All of this, I hope, has had the effect of opening your mind; of helping you understand what it's like to walk in somebody else's shoes. But now that your minds have been opened, it's up to you to keep them that way. It will be up to you to open minds that remain closed that you meet along the way. That, after all, is the elemental test of any democracy: whether people with differing points of view can learn from each other, and work with each other, and find a way forward together.
That may be Obama's "elemental test of any democracy," but mine looks more like this: When an American president is cool enough to wink-wink and nudge-nudge about taking illegal drugs in college, maybe it's time to stop laughing off sensible proposals to legalize marijuana while jacking up funding (even in times of "spending freeze") for one of the most vile, freedom-trampling public policies in U.S. history, and start being open-minded enough to recognize that there is no longer much public constituency for having the federal government police personal drug consumption. There's nothing particularly democratic about locking up hundreds of thousands of people every year for consuming unauthorized medications.

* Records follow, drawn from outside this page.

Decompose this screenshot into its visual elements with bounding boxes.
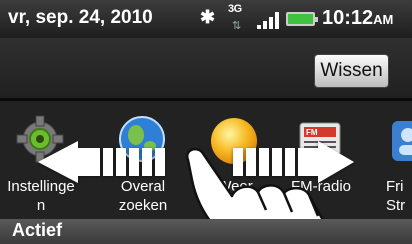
section-title: Actief xyxy=(12,220,63,240)
clear-button[interactable]: Wissen xyxy=(314,54,389,88)
network-type-label: 3G xyxy=(228,3,242,15)
app-label: Instellinge n xyxy=(7,178,75,214)
status-clock: 10:12AM xyxy=(322,7,393,30)
gear-icon xyxy=(16,115,64,163)
app-settings[interactable]: Instellinge n xyxy=(0,101,86,219)
bluetooth-icon: ✱ xyxy=(200,7,216,27)
svg-text:FM: FM xyxy=(306,128,318,137)
3g-data-icon: 3G ⇅ xyxy=(228,2,250,34)
globe-search-icon xyxy=(119,116,165,162)
app-label: Weer xyxy=(217,178,253,195)
clock-ampm: AM xyxy=(373,12,394,27)
app-search[interactable]: Overal zoeken xyxy=(98,101,188,219)
status-bar: vr, sep. 24, 2010 ✱ 3G ⇅ 10:12AM xyxy=(0,0,412,38)
app-label: Fri Str xyxy=(386,178,406,214)
sun-weather-icon xyxy=(211,118,257,164)
app-weather[interactable]: Weer xyxy=(190,101,280,219)
battery-icon xyxy=(286,12,318,26)
app-fm-radio[interactable]: FM FM-radio xyxy=(276,101,366,219)
app-label: Overal zoeken xyxy=(118,178,168,214)
app-friend-stream[interactable]: Fri Str xyxy=(356,101,412,219)
signal-strength-icon xyxy=(257,11,279,29)
app-label: FM-radio xyxy=(290,178,351,195)
clock-time: 10:12 xyxy=(322,7,374,29)
fm-radio-icon: FM xyxy=(299,122,341,156)
android-screen: vr, sep. 24, 2010 ✱ 3G ⇅ 10:12AM Wissen xyxy=(0,0,412,244)
section-header-active: Actief xyxy=(0,219,412,244)
friend-stream-icon xyxy=(392,121,412,161)
app-icon-strip[interactable]: Instellinge n Overal zoeken Weer FM FM-r… xyxy=(0,101,412,219)
status-date: vr, sep. 24, 2010 xyxy=(8,7,153,28)
network-activity-icon: ⇅ xyxy=(232,20,242,32)
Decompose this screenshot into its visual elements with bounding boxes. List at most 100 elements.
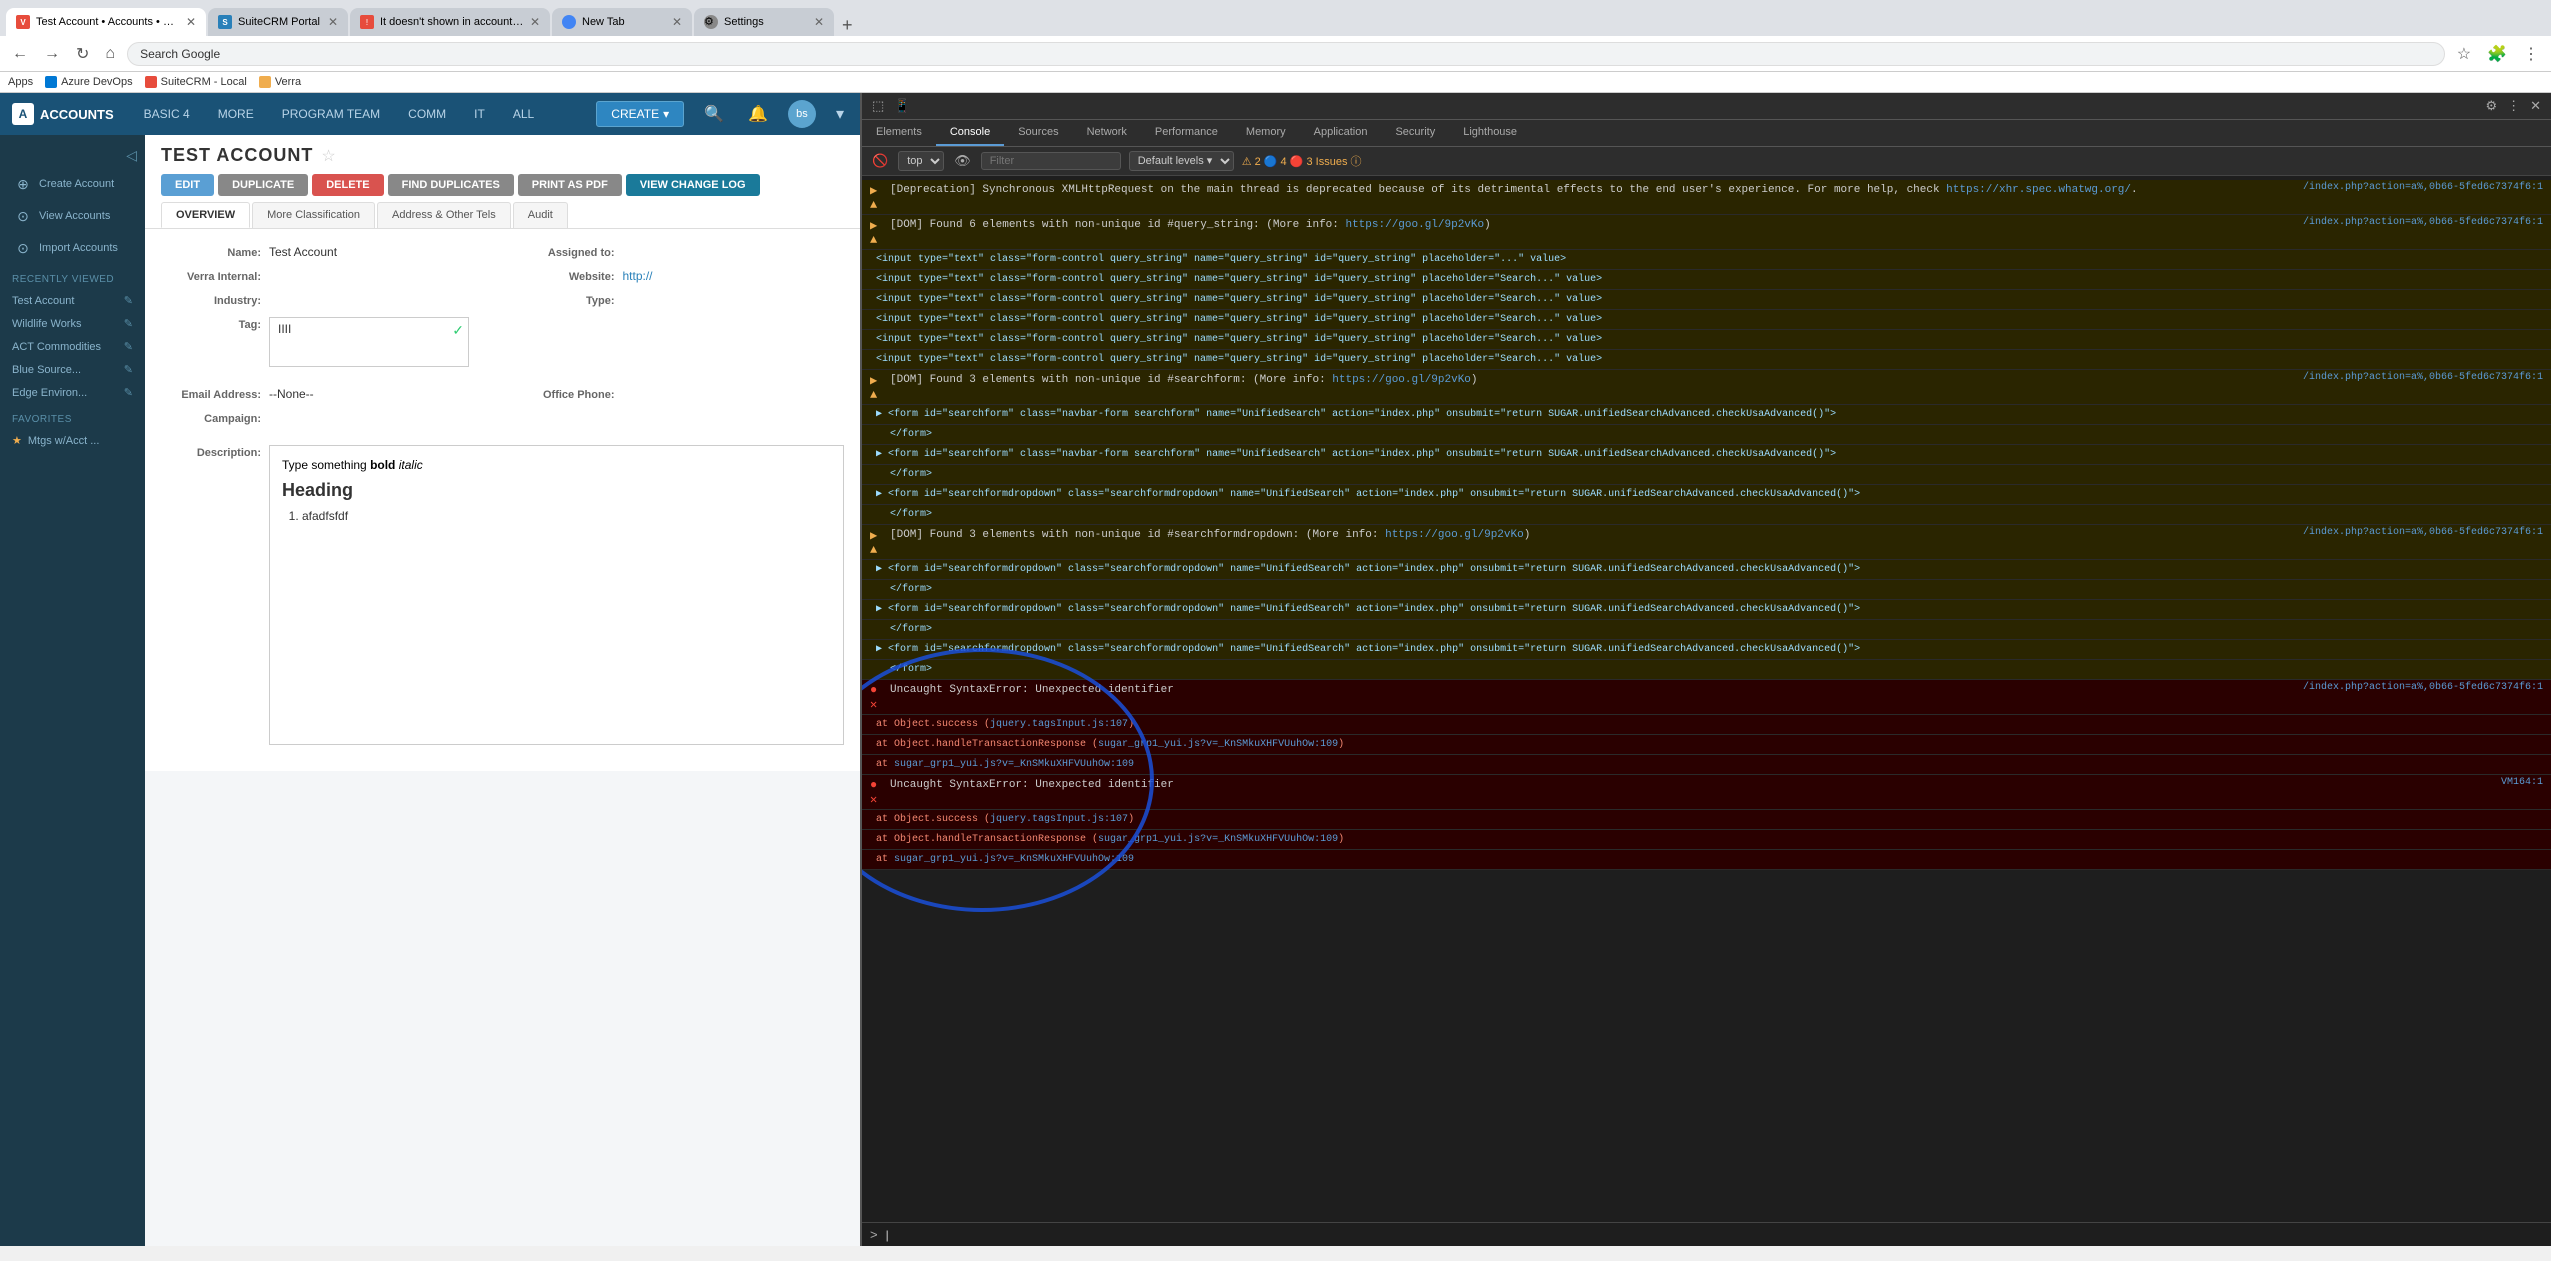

If the president really is that keen to "walk in somebody else's shoes," I might suggest that before his federal apparatus arrests even one more potsmoker or coke-snorter, he volunteer to go back and retroactively serve time for all his undetected prior offenses, then come back and tell us why the enforcement status quo (however mildly modified) is worth defending. Yes, the idea is ridiculous on its face, but that's the point: If I had robbed a bank back in college, no one would find it ridiculous if I went back and served my time. The fact that I, like Barack Obama, the students of Hampton University, and basically half the U.S. population under the age of 60, managed to experiment with illegal drugs without getting caught is neither an indication of mass societal degeneracy nor a cause for in-group mirth. It's a telltale indicator that prohibition is a terrible idea.
I'm glad that Obama and most us kids from the right side of the tracks got away with it without coming face to face with our SWAT team/prison industrial complex, but when anybody from that silent majority then graduates to a position of enforcing the unconscionable, perpetuating a policy that has mangled millions of lives, forgive me for not laughing along with the joke.